L’Atlas du Grand Paris souligne la performance de l’économie francilienne, dotée d’un PIB/hab. de 50 900 euros, soit 176 % de la moyenne européenne. La région capitale concentre 6,3 millions d’emplois salariés et non-salariés, 1,1 million d’entreprises, un taux de chômage de 7,6 % fin 2018, (contre 8,9 % en 2015 et 6,3 % en 2008). Relevant à la fois d’un modèle généraliste et multi-spécialiste, l’économie régionale est largement diversifiée, « ce qui lui confère une résilience certaine aux aléas de la conjoncture ». L’Ile-de-France concentre à la fois 40 % des chercheurs publics et privés de France et 40 % des dépenses de R&D. 87 % de la valeur ajoutée francilienne est réalisée en 2017 dans le secteur tertiaire, contre 79 % en France.
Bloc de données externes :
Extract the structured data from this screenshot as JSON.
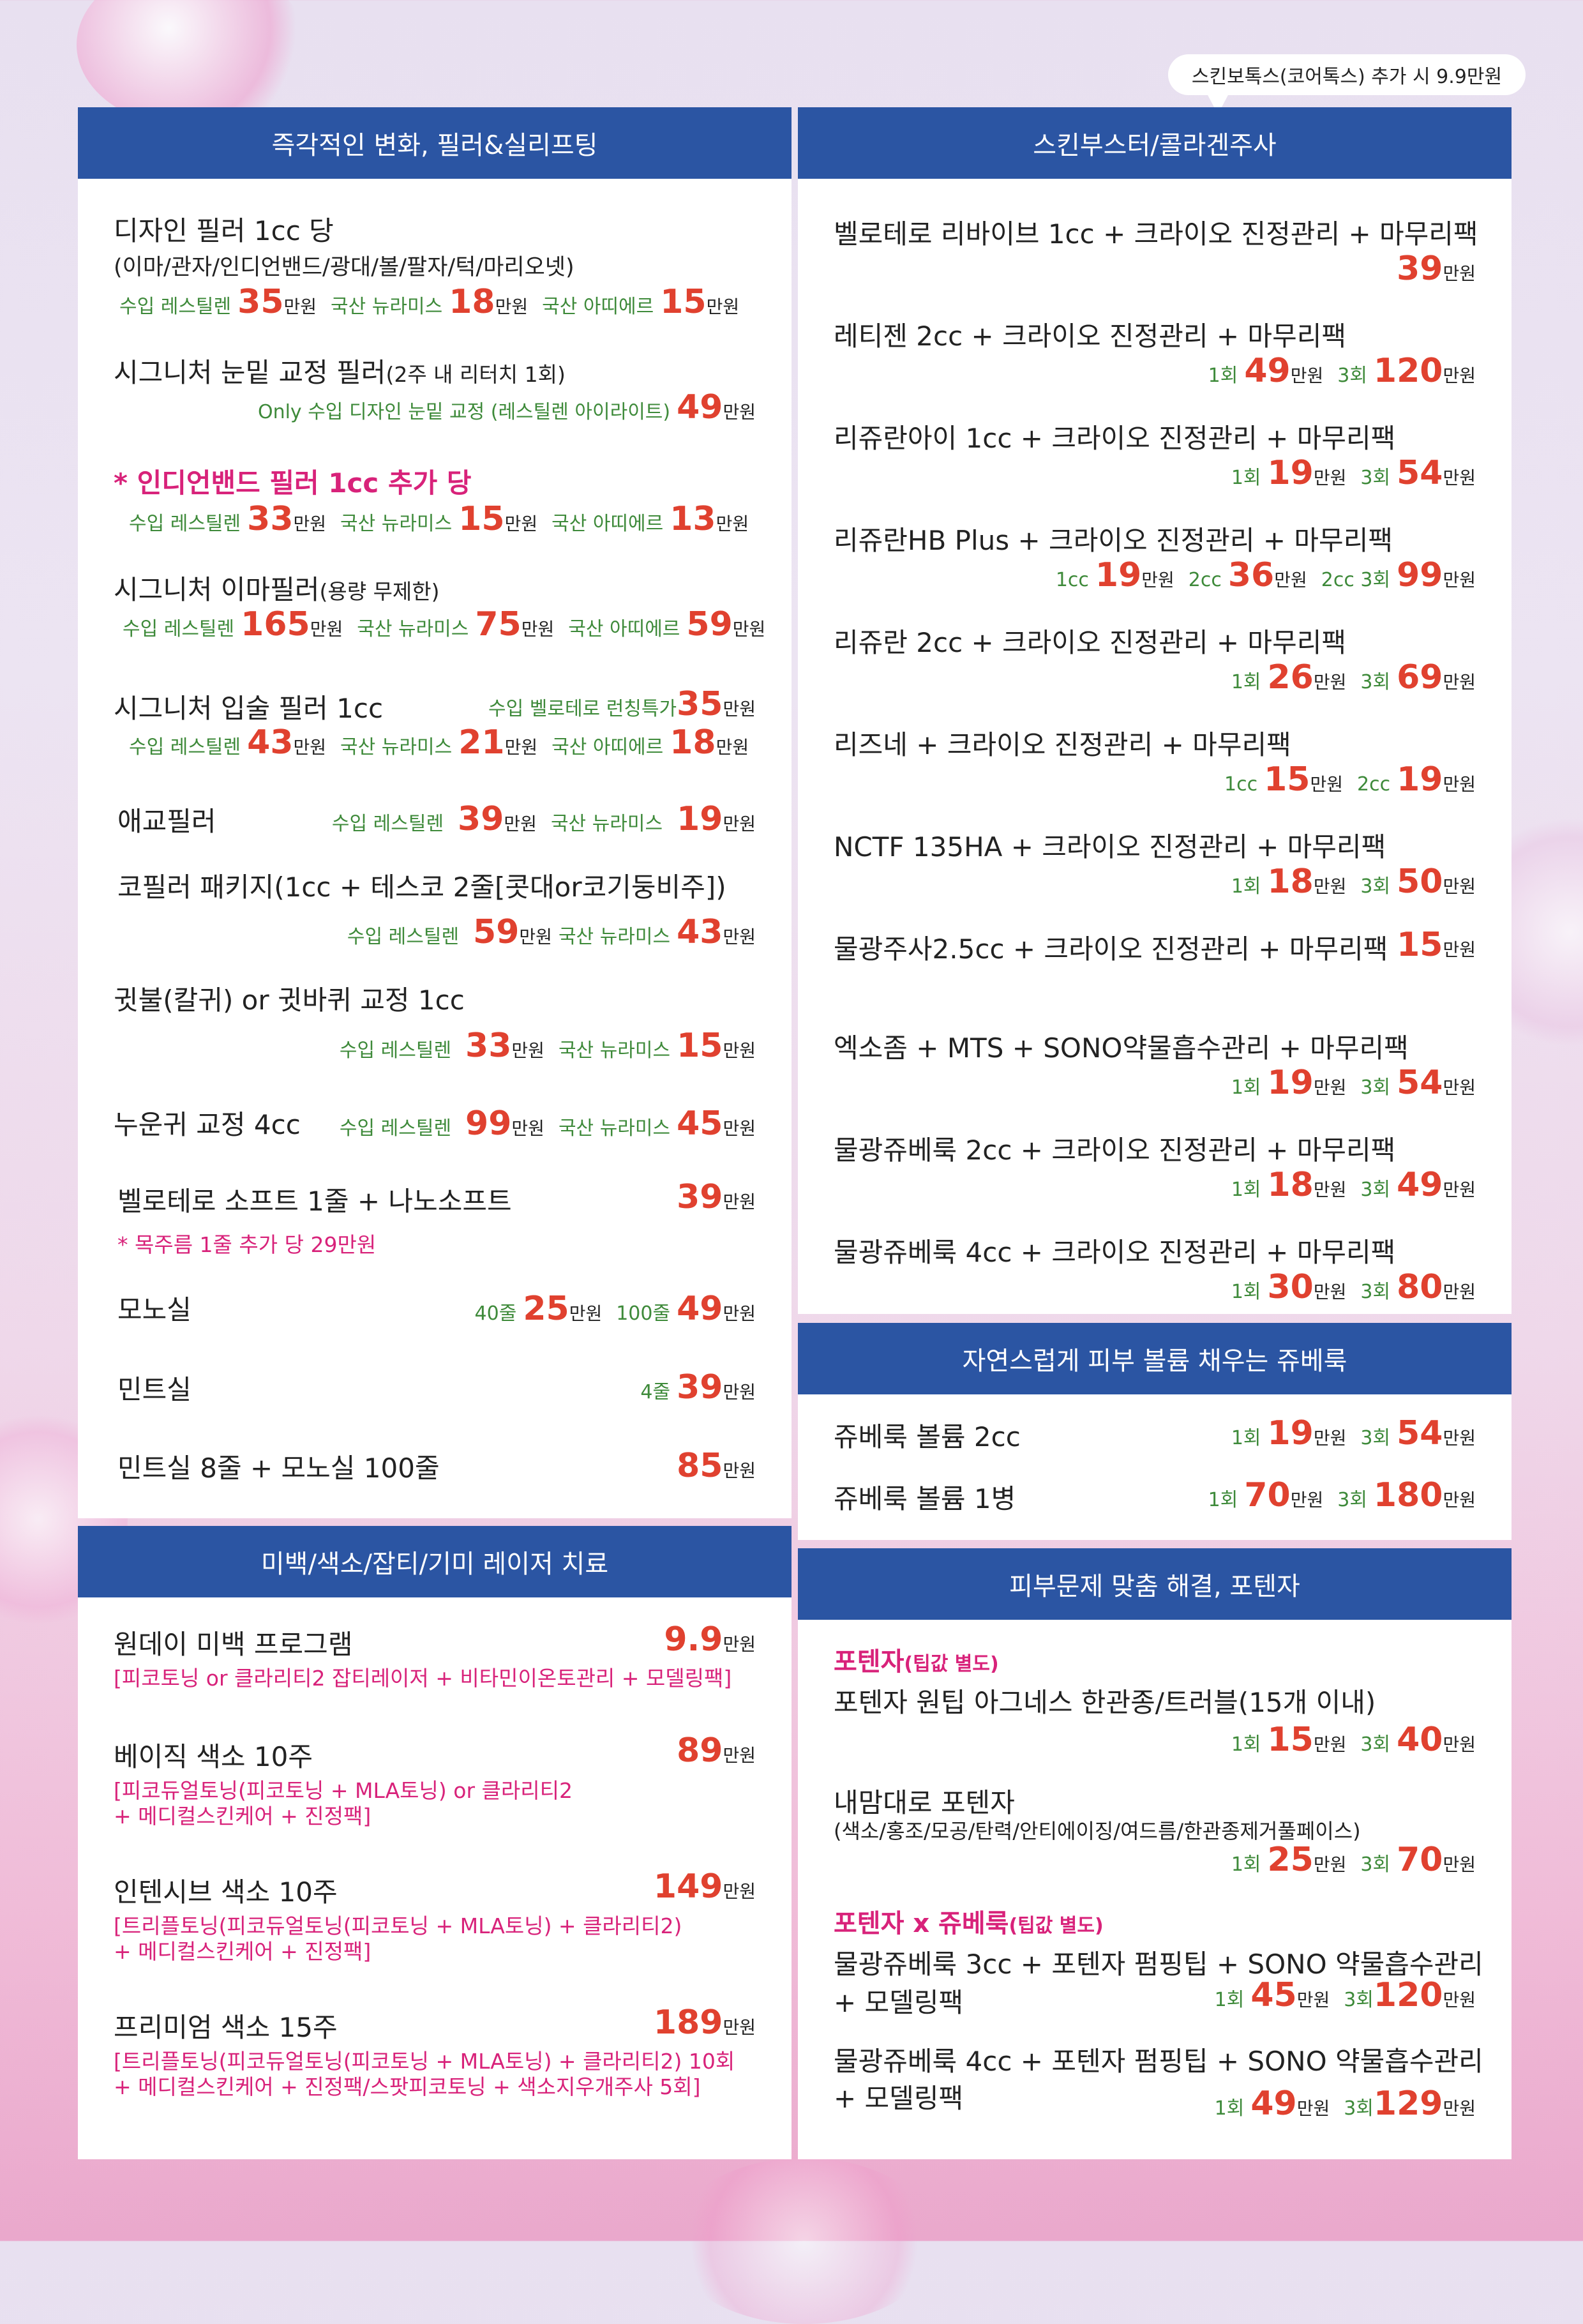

L’Atlas rappelle la très forte polarisation économique, la zone dense captant 90 % de l’emploi régional. Les secteurs exportateurs ne représentent que 10 % des emplois, 40 % étant ancrés dans une économie de proximité, de service aux ménages.

Une spécialisation sociale croissante

Une aggravation des inégalités est mise en évidence : dans 44 des communes parmi les plus pauvres de la région, où vivent 15 % des Franciliens, le revenu médian a baissé entre 2001 et 2015. « Au gré des vagues de mobilité résidentielle, la spécialisation sociale de ces communes dans l’accueil des populations défavorisées s’est accrue », est-il souligné. « A cette dynamique s’ajoute la précarisation croissante de certains quartiers des villes nouvelles et d’agglomérations intermédiaires de la grande couronne (Meaux, Mantes-la-Jolie, Etampes, Persan), constatent les auteurs. Les pratiques d’évitement social et scolaire des classes supérieures font que la mixité sociale ne progresse que « par le haut », par le biais de l’embourgeoisement de certaines communes de première couronne (Asnières, Bagnolet, Ivry), parfois favorisé par des grands projets de renouvellement urbain ».

Au gré des vagues de mobilité résidentielle, la spécialisation sociale de certaines communes dans l’accueil des populations défavorisées s’est accrue. © Jgp

Contrairement aux idées reçues, les espaces périurbains demeurent les plus homogènes, est-il également constaté : ils concentrent la majorité des communes mixtes socialement, où le profil des ménages est proche de la moyenne régionale. « Les fractures sociales s’inscrivent désormais à des échelles très fines, comme au nord de Paris (Levallois vs Saint-Ouen), parfois au sein d’une même commune (Montreuil, Pantin), où secteurs aisés et très pauvres se juxtaposent, à l’interface des dynamiques de gentrification et de paupérisation. »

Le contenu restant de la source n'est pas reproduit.